Hacker News

I'd suggest buying a better GPU, only because all the models you want need a 24GB card. Nvidia... more or less robbed you.

That said, Unsloth's version of Qwen3 30B, running via llama.cpp (don't waste your time with any other inference engine), with the following arguments (documented in Unsloth's docs, but sometimes hard to find): `--threads (number of threads your CPU has) --ctx-size 16384 --n-gpu-layers 99 -ot ".ffn_.*_exps.=CPU" --seed 3407 --prio 3 --temp 0.6 --min-p 0.0 --top-p 0.95 --top-k 20` along with the other arguments you need.

Qwen3 30B: https://huggingface.co/unsloth/Qwen3-30B-A3B-128K-GGUF (since you have 16GB, grab Q3_K_XL, since it fits in vram and leaves about 3-4GB left for the other apps on your desktop and other allocations llama.cpp needs to make).

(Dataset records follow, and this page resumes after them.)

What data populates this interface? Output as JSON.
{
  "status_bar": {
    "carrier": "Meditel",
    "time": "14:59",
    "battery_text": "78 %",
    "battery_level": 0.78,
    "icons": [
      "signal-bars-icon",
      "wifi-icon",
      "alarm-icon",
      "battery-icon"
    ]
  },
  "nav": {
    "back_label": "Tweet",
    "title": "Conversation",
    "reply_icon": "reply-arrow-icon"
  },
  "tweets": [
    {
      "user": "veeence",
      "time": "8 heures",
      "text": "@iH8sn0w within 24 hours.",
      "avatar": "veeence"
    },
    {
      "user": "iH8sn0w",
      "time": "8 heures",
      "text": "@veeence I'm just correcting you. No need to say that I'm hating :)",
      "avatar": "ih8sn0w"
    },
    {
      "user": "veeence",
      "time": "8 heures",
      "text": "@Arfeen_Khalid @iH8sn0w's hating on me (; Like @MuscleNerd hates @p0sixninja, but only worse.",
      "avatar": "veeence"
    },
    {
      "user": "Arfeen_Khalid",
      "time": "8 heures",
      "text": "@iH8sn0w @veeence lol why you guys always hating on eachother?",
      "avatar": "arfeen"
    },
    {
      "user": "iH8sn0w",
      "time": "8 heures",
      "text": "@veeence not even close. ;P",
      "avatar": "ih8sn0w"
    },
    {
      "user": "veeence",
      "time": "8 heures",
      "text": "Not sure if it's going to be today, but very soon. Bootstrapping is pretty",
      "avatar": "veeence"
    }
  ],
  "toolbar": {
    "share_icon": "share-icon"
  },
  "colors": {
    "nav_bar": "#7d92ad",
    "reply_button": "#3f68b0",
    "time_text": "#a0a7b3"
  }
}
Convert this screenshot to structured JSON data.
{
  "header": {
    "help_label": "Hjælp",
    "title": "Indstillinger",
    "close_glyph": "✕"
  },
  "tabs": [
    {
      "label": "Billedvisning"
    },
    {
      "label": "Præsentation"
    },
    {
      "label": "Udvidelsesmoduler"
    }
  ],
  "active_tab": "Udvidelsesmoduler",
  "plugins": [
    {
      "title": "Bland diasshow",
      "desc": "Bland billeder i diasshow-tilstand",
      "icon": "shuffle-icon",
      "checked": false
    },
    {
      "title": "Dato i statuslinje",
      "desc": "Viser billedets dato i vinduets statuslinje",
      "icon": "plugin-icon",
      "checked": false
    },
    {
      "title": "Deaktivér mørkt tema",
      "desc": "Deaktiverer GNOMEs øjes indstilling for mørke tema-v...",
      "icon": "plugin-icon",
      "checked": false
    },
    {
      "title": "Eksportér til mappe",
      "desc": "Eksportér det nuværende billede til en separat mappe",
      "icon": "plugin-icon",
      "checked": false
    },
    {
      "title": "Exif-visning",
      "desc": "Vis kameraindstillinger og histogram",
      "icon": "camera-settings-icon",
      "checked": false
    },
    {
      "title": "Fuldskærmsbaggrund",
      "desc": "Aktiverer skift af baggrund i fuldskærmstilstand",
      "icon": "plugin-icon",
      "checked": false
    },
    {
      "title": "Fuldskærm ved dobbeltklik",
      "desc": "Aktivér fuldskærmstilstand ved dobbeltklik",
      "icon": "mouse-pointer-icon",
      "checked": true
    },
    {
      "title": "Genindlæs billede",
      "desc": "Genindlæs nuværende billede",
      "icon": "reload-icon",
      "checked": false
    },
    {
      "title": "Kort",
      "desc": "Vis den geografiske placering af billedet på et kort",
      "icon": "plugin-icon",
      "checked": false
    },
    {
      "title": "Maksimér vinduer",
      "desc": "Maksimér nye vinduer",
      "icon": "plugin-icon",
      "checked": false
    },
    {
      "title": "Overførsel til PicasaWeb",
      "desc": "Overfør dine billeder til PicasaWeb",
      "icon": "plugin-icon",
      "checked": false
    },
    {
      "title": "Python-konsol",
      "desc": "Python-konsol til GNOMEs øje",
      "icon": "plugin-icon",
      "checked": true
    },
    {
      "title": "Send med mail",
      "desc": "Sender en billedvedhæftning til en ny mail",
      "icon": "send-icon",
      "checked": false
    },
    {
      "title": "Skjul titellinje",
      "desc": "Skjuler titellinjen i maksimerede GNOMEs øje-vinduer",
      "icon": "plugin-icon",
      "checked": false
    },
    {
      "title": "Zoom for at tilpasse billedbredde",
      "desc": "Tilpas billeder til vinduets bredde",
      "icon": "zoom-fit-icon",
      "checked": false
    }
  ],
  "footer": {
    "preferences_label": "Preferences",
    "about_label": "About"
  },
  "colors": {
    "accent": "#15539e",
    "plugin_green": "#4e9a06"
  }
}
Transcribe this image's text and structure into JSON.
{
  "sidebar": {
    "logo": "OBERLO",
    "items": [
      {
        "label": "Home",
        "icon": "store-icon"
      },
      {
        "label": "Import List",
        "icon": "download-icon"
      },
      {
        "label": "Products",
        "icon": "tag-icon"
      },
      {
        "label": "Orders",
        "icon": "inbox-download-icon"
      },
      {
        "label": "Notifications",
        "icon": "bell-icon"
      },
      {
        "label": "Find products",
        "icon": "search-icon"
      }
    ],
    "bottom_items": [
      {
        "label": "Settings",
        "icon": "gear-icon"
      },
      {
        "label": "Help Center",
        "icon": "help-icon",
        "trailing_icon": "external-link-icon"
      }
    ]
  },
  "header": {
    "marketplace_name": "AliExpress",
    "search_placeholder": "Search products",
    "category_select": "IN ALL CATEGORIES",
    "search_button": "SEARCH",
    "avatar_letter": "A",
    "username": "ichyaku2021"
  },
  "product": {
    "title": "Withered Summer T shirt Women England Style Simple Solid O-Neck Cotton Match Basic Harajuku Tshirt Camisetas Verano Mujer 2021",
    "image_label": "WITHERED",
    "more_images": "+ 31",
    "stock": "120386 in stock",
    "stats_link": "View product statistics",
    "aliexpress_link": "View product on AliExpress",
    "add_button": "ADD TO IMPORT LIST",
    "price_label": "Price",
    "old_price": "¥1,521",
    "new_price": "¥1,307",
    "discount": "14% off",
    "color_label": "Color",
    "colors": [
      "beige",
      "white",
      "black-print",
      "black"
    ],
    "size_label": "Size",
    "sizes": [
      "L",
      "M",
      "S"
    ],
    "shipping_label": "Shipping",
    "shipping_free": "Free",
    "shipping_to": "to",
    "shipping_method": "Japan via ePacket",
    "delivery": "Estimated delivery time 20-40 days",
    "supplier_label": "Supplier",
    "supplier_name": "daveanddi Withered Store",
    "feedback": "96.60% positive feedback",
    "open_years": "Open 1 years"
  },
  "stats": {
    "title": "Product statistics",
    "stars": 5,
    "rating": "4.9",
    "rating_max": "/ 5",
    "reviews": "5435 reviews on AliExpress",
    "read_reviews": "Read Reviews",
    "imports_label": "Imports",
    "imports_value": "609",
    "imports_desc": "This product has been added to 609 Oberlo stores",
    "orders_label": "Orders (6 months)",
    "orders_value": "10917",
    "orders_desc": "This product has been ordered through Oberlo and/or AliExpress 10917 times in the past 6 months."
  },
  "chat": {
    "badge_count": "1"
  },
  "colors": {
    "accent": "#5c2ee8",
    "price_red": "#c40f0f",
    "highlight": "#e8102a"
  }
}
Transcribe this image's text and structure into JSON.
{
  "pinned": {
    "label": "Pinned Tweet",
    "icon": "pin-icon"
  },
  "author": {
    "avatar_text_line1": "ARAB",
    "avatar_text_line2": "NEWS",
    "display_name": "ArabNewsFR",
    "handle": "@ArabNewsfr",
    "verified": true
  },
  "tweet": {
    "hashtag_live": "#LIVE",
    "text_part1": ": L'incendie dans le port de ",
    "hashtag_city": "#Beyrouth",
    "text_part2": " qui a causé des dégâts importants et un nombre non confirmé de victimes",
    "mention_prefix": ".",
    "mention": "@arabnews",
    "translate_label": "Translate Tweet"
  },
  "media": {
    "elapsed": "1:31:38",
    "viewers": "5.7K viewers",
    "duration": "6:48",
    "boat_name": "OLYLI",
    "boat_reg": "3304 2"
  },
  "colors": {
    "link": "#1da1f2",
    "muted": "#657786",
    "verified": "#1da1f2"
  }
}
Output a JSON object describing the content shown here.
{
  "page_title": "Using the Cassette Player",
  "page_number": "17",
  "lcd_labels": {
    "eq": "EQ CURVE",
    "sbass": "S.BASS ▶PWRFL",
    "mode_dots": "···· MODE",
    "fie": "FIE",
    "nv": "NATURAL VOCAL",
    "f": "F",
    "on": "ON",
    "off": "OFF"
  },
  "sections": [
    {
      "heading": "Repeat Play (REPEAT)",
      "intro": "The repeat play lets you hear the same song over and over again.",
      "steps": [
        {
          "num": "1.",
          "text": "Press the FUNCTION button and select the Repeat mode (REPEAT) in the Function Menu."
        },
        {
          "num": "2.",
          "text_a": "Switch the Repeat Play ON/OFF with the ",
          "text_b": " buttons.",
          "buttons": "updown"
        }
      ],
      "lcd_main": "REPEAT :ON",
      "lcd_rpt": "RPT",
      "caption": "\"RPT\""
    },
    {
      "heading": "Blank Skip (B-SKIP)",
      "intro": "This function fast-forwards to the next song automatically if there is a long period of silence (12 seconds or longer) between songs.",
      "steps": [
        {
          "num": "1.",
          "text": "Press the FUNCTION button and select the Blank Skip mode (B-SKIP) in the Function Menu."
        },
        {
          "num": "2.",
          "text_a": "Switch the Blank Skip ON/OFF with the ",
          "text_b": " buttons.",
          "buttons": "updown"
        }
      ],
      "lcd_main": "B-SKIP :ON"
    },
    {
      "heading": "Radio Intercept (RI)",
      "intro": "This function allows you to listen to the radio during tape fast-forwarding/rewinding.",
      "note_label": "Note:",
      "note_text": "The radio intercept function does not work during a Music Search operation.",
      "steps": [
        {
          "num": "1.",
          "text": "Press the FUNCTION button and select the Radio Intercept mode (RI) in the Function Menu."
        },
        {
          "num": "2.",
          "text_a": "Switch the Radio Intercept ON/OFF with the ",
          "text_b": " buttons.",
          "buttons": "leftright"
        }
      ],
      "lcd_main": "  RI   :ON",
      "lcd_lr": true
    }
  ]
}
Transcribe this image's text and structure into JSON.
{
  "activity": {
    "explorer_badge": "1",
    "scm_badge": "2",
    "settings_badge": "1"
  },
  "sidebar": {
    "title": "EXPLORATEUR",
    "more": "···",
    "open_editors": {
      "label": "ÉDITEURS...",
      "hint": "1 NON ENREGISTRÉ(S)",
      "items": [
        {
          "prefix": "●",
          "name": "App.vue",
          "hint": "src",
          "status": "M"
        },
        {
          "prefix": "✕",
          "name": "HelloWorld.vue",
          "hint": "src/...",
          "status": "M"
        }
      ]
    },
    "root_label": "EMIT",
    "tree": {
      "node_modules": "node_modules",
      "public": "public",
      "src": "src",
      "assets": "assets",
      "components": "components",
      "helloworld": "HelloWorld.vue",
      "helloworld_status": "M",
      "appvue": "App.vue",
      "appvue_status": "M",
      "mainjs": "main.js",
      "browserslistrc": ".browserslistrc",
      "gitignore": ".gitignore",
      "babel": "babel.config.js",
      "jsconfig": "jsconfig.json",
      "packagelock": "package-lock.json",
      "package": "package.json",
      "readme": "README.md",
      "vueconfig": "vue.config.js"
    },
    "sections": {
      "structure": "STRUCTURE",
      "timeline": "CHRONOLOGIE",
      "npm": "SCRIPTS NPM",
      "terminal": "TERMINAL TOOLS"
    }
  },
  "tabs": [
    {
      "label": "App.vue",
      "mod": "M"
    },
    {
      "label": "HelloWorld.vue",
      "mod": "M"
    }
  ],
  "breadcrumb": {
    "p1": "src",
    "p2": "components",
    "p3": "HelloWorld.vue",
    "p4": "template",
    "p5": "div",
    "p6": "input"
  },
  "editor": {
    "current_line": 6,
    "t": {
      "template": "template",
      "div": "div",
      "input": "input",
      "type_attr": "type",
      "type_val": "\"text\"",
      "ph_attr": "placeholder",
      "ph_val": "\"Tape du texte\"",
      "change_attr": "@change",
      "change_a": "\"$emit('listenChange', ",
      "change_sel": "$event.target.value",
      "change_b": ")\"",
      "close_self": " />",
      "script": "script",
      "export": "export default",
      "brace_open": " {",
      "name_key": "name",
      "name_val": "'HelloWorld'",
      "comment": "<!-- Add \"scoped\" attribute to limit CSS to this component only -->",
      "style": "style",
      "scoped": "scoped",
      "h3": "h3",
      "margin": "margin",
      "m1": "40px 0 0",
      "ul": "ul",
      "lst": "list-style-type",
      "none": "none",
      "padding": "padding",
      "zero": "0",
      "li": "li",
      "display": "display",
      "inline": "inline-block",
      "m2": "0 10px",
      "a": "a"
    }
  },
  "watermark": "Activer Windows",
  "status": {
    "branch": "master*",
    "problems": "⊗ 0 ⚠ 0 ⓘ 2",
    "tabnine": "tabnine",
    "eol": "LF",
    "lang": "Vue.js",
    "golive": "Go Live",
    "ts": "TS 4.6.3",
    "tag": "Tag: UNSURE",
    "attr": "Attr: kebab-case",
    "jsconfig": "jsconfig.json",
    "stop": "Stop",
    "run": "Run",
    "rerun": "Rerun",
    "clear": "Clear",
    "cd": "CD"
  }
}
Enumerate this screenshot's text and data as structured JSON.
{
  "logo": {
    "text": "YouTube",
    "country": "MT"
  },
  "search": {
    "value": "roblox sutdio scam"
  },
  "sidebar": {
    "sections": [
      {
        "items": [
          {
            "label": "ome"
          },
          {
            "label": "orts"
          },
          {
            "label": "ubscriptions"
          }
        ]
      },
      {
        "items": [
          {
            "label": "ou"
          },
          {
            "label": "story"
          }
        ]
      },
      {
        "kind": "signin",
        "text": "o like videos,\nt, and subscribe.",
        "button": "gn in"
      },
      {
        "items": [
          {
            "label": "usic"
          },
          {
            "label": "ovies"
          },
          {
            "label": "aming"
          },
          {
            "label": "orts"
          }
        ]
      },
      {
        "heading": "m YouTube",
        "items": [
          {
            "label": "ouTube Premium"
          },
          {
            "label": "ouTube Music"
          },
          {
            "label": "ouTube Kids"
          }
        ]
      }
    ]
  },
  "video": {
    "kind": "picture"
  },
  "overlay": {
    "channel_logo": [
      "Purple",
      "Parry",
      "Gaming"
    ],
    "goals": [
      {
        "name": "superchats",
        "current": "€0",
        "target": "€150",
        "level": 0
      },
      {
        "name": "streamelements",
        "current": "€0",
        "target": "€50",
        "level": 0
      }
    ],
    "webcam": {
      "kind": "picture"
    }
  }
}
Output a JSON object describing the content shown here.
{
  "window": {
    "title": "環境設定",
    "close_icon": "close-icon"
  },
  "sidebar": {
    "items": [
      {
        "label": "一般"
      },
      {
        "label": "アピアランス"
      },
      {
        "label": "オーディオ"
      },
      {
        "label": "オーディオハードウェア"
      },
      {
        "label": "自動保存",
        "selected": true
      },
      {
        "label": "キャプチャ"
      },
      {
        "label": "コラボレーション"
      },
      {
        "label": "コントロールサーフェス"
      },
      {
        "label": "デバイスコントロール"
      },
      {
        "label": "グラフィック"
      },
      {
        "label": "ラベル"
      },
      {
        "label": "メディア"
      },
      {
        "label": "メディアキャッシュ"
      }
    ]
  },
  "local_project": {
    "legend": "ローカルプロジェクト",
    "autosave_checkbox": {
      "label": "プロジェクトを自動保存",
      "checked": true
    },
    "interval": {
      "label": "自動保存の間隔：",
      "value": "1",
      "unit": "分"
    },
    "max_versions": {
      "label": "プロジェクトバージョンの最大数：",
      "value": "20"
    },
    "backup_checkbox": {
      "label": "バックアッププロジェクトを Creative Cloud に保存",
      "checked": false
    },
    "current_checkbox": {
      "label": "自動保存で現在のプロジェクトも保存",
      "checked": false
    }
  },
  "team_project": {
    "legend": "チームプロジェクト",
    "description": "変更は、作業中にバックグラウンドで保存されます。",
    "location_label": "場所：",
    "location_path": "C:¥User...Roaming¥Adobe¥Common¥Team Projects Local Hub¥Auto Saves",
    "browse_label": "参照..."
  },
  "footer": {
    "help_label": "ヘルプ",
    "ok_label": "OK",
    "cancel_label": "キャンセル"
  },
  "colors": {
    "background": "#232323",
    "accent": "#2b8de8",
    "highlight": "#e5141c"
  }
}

Also, why 30B and not the full fat 235B? You don't have 120-240GB of VRAM. The 14B and less ones are also not what you want: more parameters are better, parameter precision is vastly less important (which is why Unsloth has their specially crafted <=2bit versions that are 85%+ as good, yet are ridiculously tiny in comparison to their originals).

Full Qwen3 writeup here: https://unsloth.ai/blog/qwen3

bigyabai 3 days ago [ - ]

> only because all the models you want need a 24GB card

???

Just run a q4 quant of the same model and it will fit no problem.

DiabloD3 3 days ago [ - ]

Q4_K_M is the "default" for a lot of models on HF, and they generally require ~20GB of VRAM to run. It will not fit entirely on a 16GB card. You want to be about 3-4GB VRAM on top of what the model requires.

A back of the envelope estimate of specifically unsloth/Qwen3-30B-A3B-128K-GGUF is 18.6GB for Q4_K_M.